Defendant alleges ineffective assistance of counsel for failure to raise Miranda violations. Defendant claims it was a violation of Miranda for Detectives from Florida to travel to New York to inform the Defendant that his wife had died and to ask him questions and search the house at which he was staying in New York. This was not a violation of Miranda because there was no custodial interrogation involved and therefore no Miranda warnings were necessary. See Ramirez v. State, 739 So.2d 568 (Fla. 1999).
Defendant also claims it was a violation Miranda for the Detectives to escort Defendant home on a flight from New York to Florida without reading him his warnings. Defendant does not allege that any questioning went on during this flight and therefore no Miranda issues exist. Id. However, Defendant claims that upon landing, the Detectives drove the Defendant directly to the police station where he was placed in an interrogation room and was questioned for hours. Defendant claims that because the interrogation was not recorded, the Detectives did not Mirandize him before they started the questioning and that counsel should have moved to suppress any statements made by Defendant in this interview. Defendant alleges he was prejudiced because the State was able to admit conflicting statements made by Defendant in response to questions asked by the Detectives.
The Defendant's claim is refuted by the record. The Defendant testified at trial that he voluntarily spoke with Detective Mazza in New York and that he voluntarily returned to Florida. Most importantly, the Defendant testified that he initially consented to the interview at the police station and when he stopped the interview, the officers drove him home. Specifically, the State points to Defendant's testimony that Detective Sessa asked him if he was willing to talk to which Defendant responded “What choice do I have at that point? Just told me I can't go anywhere. I said yes.” The State further notes in a footnote in its response, that while Defendant testified at that point that he could not leave, the rest of the Defendant's testimony contradicts that statement, specifically where the Defendant testified that the officers drove him home when he stopped the interview and refused to waive his rights. Furthermore, aside from the Defendant's internally contradictory testimony, Detectives Sessa and Mazza testified in contradiction with the Defendant's assertion that he was told he was not allowed to leave. Detective Mazza testified that the Defendant agreed to be interviewed before going home after the flight from New York because he “wanted to get it over with.” The Defendant testified that Detective Mazza told him to sign a release form but that upon his refusal, the detective stated, “well, then I'll take you home.” Consequently, there was no violation of Miranda in this situation. The Defendant spoke to the officers voluntarily and was not in custody, therefore no Miranda warnings were necessary and there was no basis for which defense counsel could have moved to suppress the Defendant's statements. This claim is denied.

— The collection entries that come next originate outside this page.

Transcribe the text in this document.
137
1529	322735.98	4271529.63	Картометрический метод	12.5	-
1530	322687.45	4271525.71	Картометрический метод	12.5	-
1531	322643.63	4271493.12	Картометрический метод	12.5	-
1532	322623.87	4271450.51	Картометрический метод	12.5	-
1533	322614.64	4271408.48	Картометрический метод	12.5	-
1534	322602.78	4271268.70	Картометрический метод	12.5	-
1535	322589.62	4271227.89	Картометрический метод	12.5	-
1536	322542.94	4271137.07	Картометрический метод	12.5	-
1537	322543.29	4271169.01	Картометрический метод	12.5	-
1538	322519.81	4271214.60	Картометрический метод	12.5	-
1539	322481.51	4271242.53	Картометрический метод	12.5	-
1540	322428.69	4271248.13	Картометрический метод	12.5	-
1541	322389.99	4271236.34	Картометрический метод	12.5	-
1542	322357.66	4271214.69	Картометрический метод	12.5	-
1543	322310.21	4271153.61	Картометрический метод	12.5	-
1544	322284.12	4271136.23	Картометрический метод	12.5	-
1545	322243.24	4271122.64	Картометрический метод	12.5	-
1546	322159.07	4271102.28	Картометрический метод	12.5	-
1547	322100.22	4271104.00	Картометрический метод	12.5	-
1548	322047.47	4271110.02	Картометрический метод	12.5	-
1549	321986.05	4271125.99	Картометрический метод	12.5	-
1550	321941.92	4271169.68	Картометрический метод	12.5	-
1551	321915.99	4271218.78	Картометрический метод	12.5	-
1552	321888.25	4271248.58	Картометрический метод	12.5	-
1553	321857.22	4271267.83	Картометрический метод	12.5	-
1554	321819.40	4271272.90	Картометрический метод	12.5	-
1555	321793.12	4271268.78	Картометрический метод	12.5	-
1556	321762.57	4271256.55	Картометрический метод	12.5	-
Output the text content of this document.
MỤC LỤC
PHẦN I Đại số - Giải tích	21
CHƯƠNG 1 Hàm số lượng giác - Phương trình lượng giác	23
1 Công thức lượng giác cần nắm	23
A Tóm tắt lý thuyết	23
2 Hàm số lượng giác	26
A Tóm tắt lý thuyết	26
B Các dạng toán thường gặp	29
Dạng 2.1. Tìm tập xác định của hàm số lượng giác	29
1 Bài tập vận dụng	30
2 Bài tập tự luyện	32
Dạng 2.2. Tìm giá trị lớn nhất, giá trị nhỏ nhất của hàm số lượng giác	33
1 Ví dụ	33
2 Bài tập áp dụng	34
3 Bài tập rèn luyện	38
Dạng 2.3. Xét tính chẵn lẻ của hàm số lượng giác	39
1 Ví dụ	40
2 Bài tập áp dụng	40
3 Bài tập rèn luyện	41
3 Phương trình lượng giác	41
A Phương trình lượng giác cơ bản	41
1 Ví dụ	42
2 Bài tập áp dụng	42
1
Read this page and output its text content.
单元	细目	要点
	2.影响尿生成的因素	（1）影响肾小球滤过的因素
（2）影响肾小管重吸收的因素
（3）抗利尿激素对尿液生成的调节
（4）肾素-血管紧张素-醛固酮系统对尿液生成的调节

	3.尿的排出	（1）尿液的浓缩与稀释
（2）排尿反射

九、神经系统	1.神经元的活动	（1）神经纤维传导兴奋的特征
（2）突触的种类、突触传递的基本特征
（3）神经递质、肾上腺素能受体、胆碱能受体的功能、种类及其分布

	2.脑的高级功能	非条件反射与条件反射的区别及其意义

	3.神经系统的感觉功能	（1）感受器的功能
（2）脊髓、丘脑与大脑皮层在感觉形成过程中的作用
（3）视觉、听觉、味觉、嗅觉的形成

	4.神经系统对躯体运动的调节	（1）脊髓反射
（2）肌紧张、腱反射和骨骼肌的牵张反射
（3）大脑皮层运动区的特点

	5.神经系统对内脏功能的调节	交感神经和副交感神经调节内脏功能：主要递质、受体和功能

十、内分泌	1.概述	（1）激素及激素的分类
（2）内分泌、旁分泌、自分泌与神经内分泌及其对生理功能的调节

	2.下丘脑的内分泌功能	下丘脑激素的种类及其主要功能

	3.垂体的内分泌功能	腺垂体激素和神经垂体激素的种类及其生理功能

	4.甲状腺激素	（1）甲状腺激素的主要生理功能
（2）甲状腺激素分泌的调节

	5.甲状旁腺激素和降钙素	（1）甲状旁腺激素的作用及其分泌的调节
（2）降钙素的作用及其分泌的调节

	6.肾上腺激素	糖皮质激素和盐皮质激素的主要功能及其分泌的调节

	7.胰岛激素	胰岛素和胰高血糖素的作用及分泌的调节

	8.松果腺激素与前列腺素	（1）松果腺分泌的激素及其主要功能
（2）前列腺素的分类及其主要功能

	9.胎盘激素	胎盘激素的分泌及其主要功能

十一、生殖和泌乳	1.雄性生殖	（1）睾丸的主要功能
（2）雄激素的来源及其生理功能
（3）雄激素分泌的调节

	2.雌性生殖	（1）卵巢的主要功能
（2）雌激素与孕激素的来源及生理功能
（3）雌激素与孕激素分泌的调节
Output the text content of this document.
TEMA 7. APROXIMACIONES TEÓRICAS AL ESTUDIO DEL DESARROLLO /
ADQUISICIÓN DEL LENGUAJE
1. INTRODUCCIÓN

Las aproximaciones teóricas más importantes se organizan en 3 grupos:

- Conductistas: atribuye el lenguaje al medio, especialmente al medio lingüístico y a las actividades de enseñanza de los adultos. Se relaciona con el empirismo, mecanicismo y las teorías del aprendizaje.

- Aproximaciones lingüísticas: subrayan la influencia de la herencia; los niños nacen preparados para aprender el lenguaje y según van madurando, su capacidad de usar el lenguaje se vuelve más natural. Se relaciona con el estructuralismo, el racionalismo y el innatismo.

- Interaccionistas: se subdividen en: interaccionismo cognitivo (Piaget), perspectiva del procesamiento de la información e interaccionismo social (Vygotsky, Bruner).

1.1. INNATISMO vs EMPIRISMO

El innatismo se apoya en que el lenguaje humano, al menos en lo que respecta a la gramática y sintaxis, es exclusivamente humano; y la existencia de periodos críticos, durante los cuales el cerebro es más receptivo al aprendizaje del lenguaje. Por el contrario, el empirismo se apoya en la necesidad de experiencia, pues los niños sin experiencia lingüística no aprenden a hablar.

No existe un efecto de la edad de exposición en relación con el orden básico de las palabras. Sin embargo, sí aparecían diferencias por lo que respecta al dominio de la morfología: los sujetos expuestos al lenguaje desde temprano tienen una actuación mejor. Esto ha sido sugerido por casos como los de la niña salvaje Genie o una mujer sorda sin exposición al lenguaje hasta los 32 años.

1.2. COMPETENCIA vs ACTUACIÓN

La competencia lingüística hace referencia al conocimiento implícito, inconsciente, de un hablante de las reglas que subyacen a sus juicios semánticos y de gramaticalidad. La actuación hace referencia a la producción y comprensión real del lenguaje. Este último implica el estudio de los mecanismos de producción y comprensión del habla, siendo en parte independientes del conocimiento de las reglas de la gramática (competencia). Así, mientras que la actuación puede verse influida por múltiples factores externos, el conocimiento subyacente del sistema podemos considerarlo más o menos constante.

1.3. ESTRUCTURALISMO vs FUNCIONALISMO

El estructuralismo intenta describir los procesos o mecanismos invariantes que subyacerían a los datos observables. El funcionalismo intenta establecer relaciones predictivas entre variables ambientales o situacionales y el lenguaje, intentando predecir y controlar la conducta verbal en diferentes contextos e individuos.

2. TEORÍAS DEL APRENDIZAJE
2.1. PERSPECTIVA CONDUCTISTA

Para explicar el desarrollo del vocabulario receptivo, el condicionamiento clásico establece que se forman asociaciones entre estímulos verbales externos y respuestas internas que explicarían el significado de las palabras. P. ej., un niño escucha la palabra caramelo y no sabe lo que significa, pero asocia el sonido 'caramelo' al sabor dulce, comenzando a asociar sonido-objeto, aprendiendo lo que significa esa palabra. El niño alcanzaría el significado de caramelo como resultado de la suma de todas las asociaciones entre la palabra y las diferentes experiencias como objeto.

(Dkt. 25, Ex. 21) (court's record citations omitted).[6]

         White has not shown he was in custody when he talked to Detective Lisa Mazza in New York about Andrea's disappearance. White agreed to talk with Mazza and was cooperative during their conversation. (Dkt. 25, Ex. 2D, pp. 538, 542; Ex. 2H, p. 1198.) White was not under arrest. They met at White's brother's house and talked outside by a bonfire. (Dkt. 25, Ex. 2D, pp. 538, 474-75; Ex. 2H, p. 1198). See, e.g., Brown, 441 F.3d at 1348 (“Although the location of the interview is surely not dispositive in determining whether the interviewee was in custody, [c]ourts are much less likely to find the circumstances custodial when the interrogation occurs in familiar or at least neutral surroundings, such as the suspect's home.”) (quoting United States v. Ritchie, 35 F.3d 1477, 1485 (10th Cir. 1994)) (internal quotation marks omitted) (emphasis original). There is no indication that White sought to leave, asked police to leave, or decided he no longer wanted to speak to them. At the end of the meeting, White agreed when Mazza asked him to return to Florida with her. (Dkt. 25, Ex. 2D, p. 483-84; Ex. 2H, p. 1200.) White has not shown any Miranda violation when he met with detectives at his brother's house in New York.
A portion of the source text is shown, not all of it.